Erskine turns to a section of the exhibition devoted to Robinson's life before baseball. There are family photographs taken in Cairo, Ga., where Robinson was born. A portrait of his mother hangs beside a photo of an empty wagon trundling down a country road. Clearly, Erskine is moved. "This fills in some things for me," he says finally. "I remember him talking about his mother and her encouragement of him in a spiritual way. When Mr. Rickey screened his 50 finalists, you'd have to wonder why he ever picked Jack to be the first, what with his militant nature and hot-blooded personality. Now it fits. Mr. Rickey must have known about his early Christian training. That's why during Jack's interview he read him the parable about Christ turning the other cheek. Jack did just that for the first two years, no retaliation. That was when some people used to swing a tag into him with the ball in their fist instead of sweeping him with their glove. His faith helped him through it."
Robinson's mother wanted something better for her children than a sharecropper's existence, and she moved her family to Pasadena, Calif., when Jackie was two. Erskine listens to a tape recording of Robinson's sister, Willie Mae, describing the rock throwings and cross burnings the family endured in California. Erskine pauses beside a case containing the blanket and sweater given to Robinson for being named an All-America track and field athlete at UCLA in 1940. Nearby photographs recall that he was also a star halfback for the Bruins.

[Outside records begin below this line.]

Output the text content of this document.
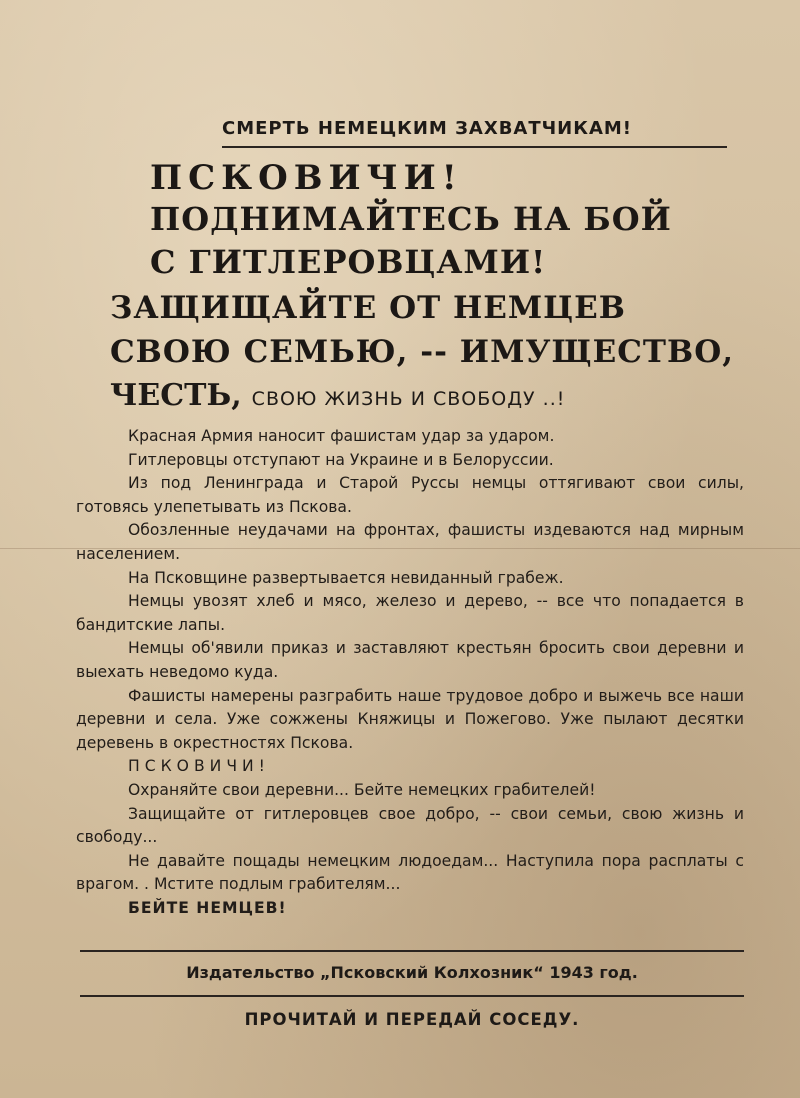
СМЕРТЬ НЕМЕЦКИМ ЗАХВАТЧИКАМ!
ПСКОВИЧИ!
ПОДНИМАЙТЕСЬ НА БОЙ
С ГИТЛЕРОВЦАМИ!
ЗАЩИЩАЙТЕ ОТ НЕМЦЕВ
СВОЮ СЕМЬЮ, -- ИМУЩЕСТВО,
ЧЕСТЬ, СВОЮ ЖИЗНЬ И СВОБОДУ ..!

Красная Армия наносит фашистам удар за ударом.

Гитлеровцы отступают на Украине и в Белоруссии.

Из под Ленинграда и Старой Руссы немцы оттягивают свои силы, готовясь улепетывать из Пскова.

Обозленные неудачами на фронтах, фашисты издеваются над мирным населением.

На Псковщине развертывается невиданный грабеж.

Немцы увозят хлеб и мясо, железо и дерево, -- все что попадается в бандитские лапы.

Немцы об'явили приказ и заставляют крестьян бросить свои деревни и выехать неведомо куда.

Фашисты намерены разграбить наше трудовое добро и выжечь все наши деревни и села. Уже сожжены Княжицы и Пожегово. Уже пылают десятки деревень в окрестностях Пскова.

ПСКОВИЧИ!

Охраняйте свои деревни... Бейте немецких грабителей!

Защищайте от гитлеровцев свое добро, -- свои семьи, свою жизнь и свободу...

Не давайте пощады немецким людоедам... Наступила пора расплаты с врагом. . Мстите подлым грабителям...

БЕЙТЕ НЕМЦЕВ!

Издательство „Псковский Колхозник“ 1943 год.
ПРОЧИТАЙ И ПЕРЕДАЙ СОСЕДУ.
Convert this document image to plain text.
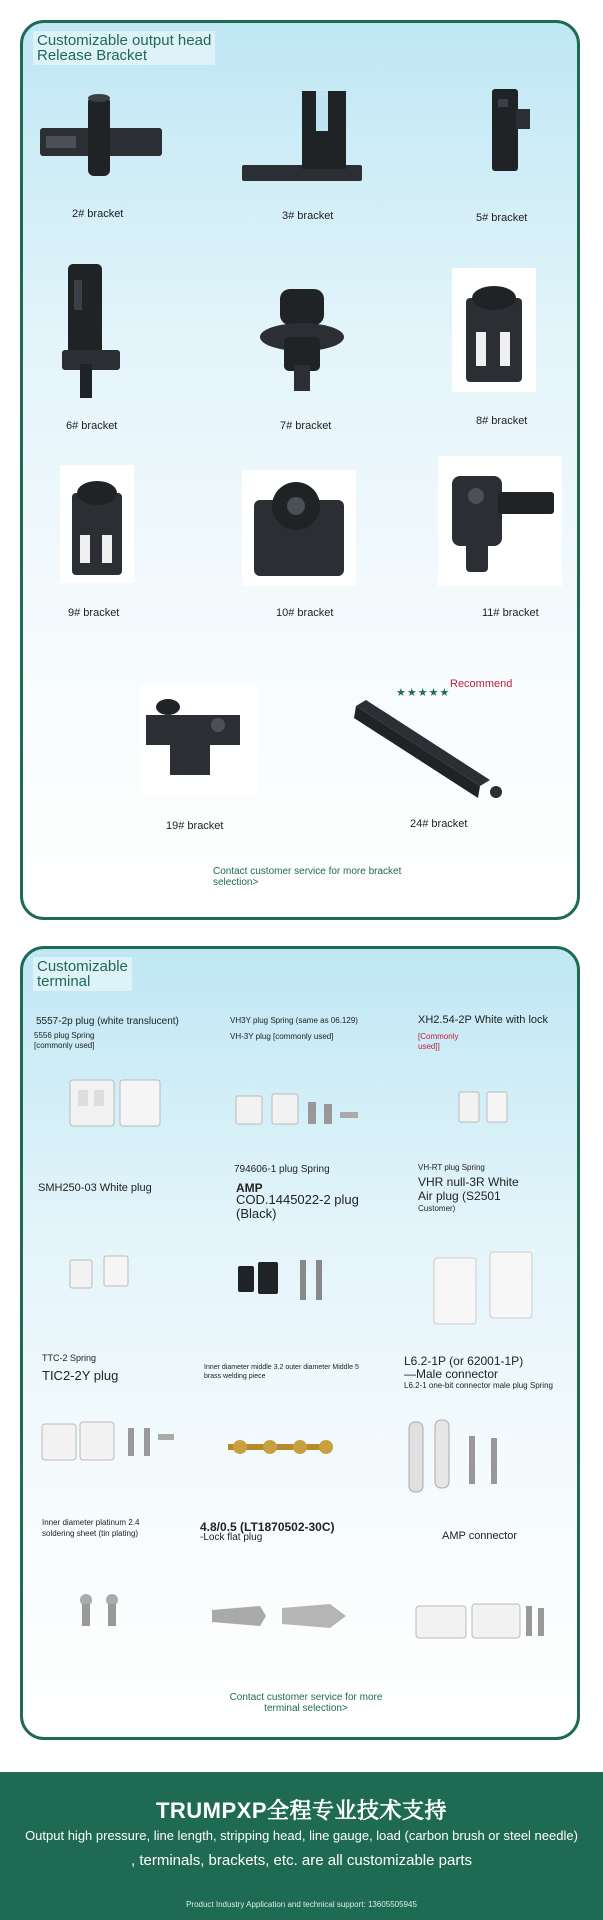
Customizable output head
Release Bracket
2# bracket	3# bracket	5# bracket
6# bracket	7# bracket	8# bracket
9# bracket	10# bracket	11# bracket
19# bracket
★★★★★
Recommend
24# bracket
Contact customer service for more bracket
selection>
Customizable
terminal
5557-2p plug (white translucent)
5556 plug Spring
[commonly used]
VH3Y plug Spring (same as 06.129)
VH-3Y plug [commonly used]
XH2.54-2P White with lock
[Commonly
used]]
SMH250-03 White plug
794606-1 plug Spring
AMP
COD.1445022-2 plug
(Black)
VH-RT plug Spring
VHR null-3R White
Air plug (S2501
Customer)
TTC-2 Spring
TIC2-2Y plug
Inner diameter middle 3.2 outer diameter Middle 5
brass welding piece
L6.2-1P (or 62001-1P)
—Male connector
L6.2-1 one-bit connector male plug Spring
Inner diameter platinum 2.4
soldering sheet (tin plating)	4.8/0.5 (LT1870502-30C)
-Lock flat plug	AMP connector
Contact customer service for more
terminal selection>
TRUMPXP全程专业技术支持
Output high pressure, line length, stripping head, line gauge, load (carbon brush or steel needle)
, terminals, brackets, etc. are all customizable parts
Product Industry Application and technical support: 13605505945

During World War II, Robinson got a commission in the Army, and his lieutenant's uniform hangs in a glass case. Says Erskine, "He really did border on being a militant when he was in the Army. He reacted vehemently against injustices and discrimination." Robinson once refused to move to the back of a military bus. He was court-martialed for insubordination, but was exonerated and received an honorable discharge.
Around the next corner of the exhibit is a section devoted to Robinson's year (1945) in the Negro Leagues. Photographs of great black athletes, including Paul Robeson, Althea Gibson and Jessie Owens, share space with a television screen that shows biographical film clips of such outstanding Negro Leaguers as Smokey Joe Williams, Cool Papa Bell and Oscar Charleston. "He never talked about the Negro Leagues," Erskine recalls. "When Rickey sent the scouts to see him, I think Jack thought Rickey was forming the Brooklyn Brown Dodgers." If he had, Robinson probably would have refused to sign up.
Another section of the exhibit deals exclusively with Rickey. In the famous photograph of Robinson and Rickey studying the first major league contract signed by a black man, their heads appear to be just touching—the canny conspirators. Erskine says, "This all reflects well on Branch. He signed me when I was 19, same year as Jack. At spring training he spoke about values and stability. He wanted all his ballplayers to be married, because he thought that gave men stability. We sensed he genuinely cared about us, saw us as individuals dealing with life, not just baseball. Of course he didn't pay us very much. He'd say, 'Son, you had a good year. We'll let you come back.' It was very competitive. We were going out every day to win so we would keep our jobs.